If you think there’s nothing better than a long, cascading piece of jewelry in which gold and opals mix with precious gems, then you and the caddisfly have a lot in common.
The caddisfly is an insect decorator. In its native stream environment, this larva emerges from the leaves and carefully crafts a tubular home out of tiny sticks, pieces of shell, and grains of sand. It attaches these pieces of wood and stone to a sticky sock that surrounds its body, and it carries this house around on its back as protective camouflage, much like a hermit crab. When the insect larva grow up, it grows wings and leaves its tube behind.
In the eighties, French Artist Hubert Duprat decided that he would embark on an unusual collaboration, one that involved insects as artists. He’d give them fresh water, juicy leaves, and an environment free of predators.

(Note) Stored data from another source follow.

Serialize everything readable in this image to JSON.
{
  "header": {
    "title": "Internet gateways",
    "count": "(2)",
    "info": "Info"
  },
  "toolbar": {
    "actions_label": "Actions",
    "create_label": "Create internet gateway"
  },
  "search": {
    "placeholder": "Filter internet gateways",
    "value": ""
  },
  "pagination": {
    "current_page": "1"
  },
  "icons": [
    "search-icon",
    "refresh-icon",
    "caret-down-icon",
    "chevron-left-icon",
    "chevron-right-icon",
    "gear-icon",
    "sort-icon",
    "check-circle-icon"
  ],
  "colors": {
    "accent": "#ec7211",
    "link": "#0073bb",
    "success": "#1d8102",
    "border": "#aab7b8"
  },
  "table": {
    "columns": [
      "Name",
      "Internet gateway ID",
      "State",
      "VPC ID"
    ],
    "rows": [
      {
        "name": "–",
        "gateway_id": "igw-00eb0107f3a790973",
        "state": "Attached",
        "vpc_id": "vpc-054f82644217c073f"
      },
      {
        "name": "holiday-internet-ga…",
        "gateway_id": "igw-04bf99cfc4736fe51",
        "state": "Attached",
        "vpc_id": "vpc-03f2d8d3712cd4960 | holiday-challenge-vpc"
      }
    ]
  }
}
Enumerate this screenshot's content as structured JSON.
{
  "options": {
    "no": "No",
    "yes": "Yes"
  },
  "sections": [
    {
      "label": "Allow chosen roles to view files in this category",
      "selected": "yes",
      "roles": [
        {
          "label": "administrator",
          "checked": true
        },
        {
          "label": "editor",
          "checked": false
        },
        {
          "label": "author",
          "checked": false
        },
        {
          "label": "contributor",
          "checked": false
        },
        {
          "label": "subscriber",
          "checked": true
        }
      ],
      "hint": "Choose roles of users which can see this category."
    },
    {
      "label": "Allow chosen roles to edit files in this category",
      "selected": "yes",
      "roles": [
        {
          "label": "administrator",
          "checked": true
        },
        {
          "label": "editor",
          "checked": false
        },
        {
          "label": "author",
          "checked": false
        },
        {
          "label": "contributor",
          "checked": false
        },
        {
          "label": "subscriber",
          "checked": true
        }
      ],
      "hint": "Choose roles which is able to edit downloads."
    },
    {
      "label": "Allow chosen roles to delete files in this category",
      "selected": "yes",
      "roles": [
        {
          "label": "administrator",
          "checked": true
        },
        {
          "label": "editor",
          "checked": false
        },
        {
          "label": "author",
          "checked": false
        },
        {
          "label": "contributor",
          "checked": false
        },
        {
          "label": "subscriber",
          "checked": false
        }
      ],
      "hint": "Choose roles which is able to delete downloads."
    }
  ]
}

He’d also place precious stones and gold on the bottom of their habitat. The caddisfly larva would emerge from their cases, and when they emerged they’d leave behind a unique work of art.
Imagine being immersed in a vat of emeralds, opals, and gold and asked to create a sculpture, one that you’d wear ever day of your life. It would be your fortress and your biggest work of art. Thanks to the curious hankerings of a number of naturalists and artists including Duprat, that’s what these bugs do. Today there are a number of stores that sell caddisfly-crafted jewelry. If you can hang it from a string or place it on a ring, you too can wear a larva case to your next soiree.
You can see those caddisflies in their little berets now, can’t you? Apparently, they also like jewels.